Kurt Zellers, chief executive of the Minnesota Business Partnership, abruptly resigned on Thursday, June 25, 2026, jolting the influential statewide business lobbying group and leaving it without a permanent leader. The group, which represents more than 100 of Minnesota's largest employers and roughly 500,000 workers, now heads into a high-stakes policy and election season under temporary leadership.
As reported by the Minneapolis / St. Paul Business Journal, Zellers stepped down on June 25, 2026, after about three years at the helm. The Business Journal was the first local business outlet to flag the leadership shakeup and updated its coverage as additional details came out.
Interim leaders named
The Partnership has tapped two senior staffers, Chief of Staff Erika Nelson and Education and Workforce Policy Director Abby Loesch, to serve as co-interim CEOs while the board hunts for a permanent successor, according to the Star Tribune. Nelson is a former state director for U.S. Sen. Amy Klobuchar, and Loesch previously worked on Minnesota House Republican staff and in campaign coordination, the paper reports. "This is odd. This is a big change," Traci Tapani, a board member with ties to Minnesota business groups, told the Star Tribune.
Zellers’ tenure and MBP finances
Zellers, a former speaker of the Minnesota House who ran for governor in 2014, took over as CEO of the Minnesota Business Partnership on Sept. 1, 2023, according to the organization's earlier announcement. Public nonprofit filings show the Partnership paid Zellers roughly $600,000 in 2024 and reported about $5.8 million in revenue that year, according to ProPublica’s Nonprofit Explorer.
Political ripple
The interim pairing, a former Klobuchar staffer alongside a Republican-aligned aide, gives the Partnership a leadership setup that cuts across party lines at a politically sensitive moment, according to the Star Tribune.
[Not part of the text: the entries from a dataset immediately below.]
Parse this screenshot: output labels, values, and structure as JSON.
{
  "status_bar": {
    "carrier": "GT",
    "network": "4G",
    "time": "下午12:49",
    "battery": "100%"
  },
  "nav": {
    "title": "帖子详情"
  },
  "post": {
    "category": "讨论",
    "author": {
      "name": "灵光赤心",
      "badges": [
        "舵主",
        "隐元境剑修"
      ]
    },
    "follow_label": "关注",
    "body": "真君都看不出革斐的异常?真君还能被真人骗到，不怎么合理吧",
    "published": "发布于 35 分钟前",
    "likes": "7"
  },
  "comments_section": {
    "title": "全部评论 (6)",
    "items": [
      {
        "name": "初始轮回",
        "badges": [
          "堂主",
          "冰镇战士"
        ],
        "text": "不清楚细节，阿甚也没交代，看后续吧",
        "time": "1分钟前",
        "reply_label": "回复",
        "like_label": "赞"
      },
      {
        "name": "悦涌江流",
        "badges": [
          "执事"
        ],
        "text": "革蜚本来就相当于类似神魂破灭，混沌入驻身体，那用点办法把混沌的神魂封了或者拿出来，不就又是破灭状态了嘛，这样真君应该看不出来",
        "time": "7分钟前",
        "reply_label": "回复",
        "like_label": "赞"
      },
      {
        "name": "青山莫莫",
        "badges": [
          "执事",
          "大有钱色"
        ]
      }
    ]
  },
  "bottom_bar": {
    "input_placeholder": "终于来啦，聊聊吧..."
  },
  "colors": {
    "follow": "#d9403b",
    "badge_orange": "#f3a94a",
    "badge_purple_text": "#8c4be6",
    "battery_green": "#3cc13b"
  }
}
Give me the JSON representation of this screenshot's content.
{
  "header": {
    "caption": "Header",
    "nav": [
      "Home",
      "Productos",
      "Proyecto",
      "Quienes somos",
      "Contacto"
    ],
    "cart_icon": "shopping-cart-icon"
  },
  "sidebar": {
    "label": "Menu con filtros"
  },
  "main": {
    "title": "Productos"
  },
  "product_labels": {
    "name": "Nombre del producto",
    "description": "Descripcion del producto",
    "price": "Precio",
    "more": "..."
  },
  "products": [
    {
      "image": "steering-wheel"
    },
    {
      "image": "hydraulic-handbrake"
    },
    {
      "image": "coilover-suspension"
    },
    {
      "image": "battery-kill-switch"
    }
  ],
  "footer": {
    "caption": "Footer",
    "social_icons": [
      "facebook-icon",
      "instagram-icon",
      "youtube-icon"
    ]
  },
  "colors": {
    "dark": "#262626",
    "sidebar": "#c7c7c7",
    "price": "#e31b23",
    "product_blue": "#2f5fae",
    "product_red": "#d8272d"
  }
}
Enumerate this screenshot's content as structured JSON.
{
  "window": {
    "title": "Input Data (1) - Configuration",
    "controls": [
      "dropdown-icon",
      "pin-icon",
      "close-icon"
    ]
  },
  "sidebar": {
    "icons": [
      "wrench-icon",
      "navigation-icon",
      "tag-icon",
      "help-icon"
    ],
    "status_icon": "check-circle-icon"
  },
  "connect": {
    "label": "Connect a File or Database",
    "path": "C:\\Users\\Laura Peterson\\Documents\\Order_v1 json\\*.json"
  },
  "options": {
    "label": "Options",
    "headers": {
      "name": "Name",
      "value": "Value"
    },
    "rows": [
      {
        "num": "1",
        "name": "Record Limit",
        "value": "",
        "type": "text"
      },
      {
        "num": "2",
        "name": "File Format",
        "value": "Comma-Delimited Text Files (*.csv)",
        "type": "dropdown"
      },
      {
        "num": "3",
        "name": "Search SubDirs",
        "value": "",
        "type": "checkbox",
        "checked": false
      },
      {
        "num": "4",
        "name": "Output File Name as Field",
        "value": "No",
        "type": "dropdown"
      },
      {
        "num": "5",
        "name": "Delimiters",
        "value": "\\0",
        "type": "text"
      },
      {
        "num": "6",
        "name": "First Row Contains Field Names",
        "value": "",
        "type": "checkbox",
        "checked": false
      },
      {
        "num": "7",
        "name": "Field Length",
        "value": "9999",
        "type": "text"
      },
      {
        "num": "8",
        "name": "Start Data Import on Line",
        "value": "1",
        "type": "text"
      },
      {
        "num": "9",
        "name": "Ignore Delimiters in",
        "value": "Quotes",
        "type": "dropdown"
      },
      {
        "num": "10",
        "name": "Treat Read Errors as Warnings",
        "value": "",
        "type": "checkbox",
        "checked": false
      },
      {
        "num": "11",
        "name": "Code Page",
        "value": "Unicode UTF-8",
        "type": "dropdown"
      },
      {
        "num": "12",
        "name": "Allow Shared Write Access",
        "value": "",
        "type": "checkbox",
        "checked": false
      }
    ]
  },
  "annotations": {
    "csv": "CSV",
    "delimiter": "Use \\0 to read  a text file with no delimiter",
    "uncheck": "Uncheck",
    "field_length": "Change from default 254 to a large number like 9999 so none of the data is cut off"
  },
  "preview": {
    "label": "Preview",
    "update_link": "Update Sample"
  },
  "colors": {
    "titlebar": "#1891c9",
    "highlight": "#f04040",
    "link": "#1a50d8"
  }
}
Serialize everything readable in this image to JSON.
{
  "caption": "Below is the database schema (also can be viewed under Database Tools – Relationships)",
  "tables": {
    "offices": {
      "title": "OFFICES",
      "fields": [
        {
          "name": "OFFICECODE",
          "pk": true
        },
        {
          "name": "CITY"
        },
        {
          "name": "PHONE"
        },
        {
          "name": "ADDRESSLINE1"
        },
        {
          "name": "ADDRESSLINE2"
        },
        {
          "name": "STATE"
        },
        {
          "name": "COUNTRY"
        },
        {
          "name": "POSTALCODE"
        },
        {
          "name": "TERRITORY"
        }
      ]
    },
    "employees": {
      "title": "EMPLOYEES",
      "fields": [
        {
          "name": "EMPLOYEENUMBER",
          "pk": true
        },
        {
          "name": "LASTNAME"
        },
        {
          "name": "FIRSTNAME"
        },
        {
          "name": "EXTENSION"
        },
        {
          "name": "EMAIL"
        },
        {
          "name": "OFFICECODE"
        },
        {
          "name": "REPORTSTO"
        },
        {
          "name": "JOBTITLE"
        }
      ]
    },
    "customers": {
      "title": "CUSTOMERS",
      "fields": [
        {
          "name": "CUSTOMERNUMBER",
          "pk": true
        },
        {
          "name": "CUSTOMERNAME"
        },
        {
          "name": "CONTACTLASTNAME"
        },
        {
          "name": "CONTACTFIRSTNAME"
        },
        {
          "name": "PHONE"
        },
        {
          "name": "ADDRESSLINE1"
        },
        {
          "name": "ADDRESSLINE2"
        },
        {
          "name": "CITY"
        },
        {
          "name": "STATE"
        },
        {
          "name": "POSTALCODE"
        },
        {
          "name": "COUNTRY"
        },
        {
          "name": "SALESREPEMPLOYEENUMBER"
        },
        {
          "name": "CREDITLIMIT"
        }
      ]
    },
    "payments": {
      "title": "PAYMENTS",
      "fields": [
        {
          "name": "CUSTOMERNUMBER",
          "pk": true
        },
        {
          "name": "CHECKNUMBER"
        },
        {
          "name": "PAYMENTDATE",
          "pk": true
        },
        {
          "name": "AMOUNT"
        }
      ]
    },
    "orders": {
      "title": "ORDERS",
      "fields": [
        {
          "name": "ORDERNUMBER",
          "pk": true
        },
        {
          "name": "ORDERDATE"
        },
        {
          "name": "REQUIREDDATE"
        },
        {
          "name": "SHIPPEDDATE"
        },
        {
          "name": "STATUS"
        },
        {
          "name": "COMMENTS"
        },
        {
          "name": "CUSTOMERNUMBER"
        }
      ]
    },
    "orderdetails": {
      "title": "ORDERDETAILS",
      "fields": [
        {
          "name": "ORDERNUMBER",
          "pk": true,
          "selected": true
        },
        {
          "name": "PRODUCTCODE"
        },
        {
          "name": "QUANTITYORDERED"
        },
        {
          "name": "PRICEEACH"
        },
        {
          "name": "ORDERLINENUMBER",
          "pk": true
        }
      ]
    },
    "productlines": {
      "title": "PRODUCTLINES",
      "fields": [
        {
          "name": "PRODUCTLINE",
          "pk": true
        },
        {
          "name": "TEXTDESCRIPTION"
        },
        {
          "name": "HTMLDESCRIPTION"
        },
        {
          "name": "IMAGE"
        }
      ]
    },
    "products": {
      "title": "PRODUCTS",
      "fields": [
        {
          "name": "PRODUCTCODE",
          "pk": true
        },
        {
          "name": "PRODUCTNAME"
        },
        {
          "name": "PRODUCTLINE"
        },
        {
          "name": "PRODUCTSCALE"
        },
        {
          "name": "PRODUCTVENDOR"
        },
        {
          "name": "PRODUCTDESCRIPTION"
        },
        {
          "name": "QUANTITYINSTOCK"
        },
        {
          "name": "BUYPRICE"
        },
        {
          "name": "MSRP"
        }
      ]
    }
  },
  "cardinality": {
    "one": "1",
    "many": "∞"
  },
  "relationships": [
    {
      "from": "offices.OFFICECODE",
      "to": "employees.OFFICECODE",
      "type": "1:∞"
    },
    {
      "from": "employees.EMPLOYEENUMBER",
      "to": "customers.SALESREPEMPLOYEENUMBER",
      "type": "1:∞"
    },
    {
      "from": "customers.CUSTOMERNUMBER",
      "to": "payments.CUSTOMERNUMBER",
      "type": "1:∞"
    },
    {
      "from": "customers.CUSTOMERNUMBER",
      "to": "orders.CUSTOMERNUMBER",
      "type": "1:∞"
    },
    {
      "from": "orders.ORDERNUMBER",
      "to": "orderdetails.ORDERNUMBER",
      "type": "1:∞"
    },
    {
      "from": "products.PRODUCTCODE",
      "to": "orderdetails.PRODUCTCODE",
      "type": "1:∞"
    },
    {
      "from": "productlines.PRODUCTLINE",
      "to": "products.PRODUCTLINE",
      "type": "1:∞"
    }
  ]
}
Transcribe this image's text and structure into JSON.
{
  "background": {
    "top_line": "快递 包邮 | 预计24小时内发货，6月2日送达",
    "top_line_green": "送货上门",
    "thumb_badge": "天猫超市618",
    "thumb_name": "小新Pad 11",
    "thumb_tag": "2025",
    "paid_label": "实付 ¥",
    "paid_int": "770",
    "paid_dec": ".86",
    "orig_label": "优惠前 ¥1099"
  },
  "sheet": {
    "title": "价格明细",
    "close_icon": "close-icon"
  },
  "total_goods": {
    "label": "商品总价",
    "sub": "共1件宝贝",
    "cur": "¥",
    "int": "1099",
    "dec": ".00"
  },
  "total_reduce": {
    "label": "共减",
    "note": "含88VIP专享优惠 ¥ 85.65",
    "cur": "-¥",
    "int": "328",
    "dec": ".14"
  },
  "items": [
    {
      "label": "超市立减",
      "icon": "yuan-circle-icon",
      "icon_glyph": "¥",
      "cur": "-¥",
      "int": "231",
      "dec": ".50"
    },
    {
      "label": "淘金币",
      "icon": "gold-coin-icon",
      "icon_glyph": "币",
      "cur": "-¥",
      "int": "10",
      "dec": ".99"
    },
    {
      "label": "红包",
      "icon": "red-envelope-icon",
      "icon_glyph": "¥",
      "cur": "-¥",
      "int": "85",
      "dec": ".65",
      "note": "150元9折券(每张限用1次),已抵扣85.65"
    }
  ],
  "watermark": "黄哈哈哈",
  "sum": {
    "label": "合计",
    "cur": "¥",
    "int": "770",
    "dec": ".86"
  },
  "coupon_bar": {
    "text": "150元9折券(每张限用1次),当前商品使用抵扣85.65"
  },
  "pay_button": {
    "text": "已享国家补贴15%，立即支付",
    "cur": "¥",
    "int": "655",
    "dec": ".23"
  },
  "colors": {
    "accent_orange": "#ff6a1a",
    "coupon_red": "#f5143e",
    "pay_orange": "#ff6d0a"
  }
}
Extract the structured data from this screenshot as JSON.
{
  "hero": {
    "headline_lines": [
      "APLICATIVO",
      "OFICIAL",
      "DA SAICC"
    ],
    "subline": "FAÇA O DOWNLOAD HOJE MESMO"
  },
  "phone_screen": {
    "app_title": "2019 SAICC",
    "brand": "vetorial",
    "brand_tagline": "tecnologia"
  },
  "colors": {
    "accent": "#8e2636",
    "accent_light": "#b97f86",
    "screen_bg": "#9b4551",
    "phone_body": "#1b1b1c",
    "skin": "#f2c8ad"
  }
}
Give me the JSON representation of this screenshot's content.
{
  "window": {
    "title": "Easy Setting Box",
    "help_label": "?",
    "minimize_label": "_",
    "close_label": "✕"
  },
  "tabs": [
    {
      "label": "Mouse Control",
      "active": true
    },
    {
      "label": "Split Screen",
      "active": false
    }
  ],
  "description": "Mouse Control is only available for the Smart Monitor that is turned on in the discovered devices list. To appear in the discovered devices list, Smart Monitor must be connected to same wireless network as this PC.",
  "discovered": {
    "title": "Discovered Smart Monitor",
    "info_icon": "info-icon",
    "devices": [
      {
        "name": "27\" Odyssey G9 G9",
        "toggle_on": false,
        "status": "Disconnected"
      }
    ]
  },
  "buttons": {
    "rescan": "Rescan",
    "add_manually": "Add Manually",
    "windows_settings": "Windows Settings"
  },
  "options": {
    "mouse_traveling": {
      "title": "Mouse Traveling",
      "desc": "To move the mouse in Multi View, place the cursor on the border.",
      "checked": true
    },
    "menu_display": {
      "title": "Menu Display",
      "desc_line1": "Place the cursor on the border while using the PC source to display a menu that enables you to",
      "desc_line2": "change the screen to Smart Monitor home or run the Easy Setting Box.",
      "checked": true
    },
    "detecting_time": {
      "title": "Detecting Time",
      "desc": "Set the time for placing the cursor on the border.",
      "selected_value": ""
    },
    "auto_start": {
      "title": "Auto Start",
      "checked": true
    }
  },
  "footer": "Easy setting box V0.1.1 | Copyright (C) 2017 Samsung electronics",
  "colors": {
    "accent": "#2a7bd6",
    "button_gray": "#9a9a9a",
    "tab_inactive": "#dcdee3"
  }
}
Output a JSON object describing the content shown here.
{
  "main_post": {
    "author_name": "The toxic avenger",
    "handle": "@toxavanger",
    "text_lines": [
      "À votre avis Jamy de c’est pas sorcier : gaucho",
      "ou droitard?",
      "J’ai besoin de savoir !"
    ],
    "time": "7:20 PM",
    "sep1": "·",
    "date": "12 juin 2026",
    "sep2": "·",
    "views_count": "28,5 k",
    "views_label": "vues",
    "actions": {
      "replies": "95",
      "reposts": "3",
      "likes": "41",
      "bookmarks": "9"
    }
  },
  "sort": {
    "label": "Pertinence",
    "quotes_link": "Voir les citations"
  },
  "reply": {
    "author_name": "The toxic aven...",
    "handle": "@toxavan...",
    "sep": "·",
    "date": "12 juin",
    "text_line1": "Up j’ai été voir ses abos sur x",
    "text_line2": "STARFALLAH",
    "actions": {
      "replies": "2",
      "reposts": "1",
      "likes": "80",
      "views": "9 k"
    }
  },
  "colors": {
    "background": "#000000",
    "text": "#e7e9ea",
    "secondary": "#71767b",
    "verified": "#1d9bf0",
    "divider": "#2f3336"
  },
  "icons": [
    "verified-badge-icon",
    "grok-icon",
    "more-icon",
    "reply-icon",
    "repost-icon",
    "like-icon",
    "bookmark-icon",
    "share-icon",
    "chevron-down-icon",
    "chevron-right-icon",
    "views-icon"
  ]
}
Sen. Amy Klobuchar won the DFL endorsement for governor in late May, and the Partnership's relationships with top statewide campaigns could shape how the organization engages this fall, according to the Minnesota DFL.
What to watch
The Partnership said its board has launched a search for a permanent CEO and is focused on continuity while the transition plays out, as reported by the Minneapolis / St. Paul Business Journal. Observers describe the move as the latest in a string of leadership changes among Minnesota business lobbying groups, a trend noted by MPR News.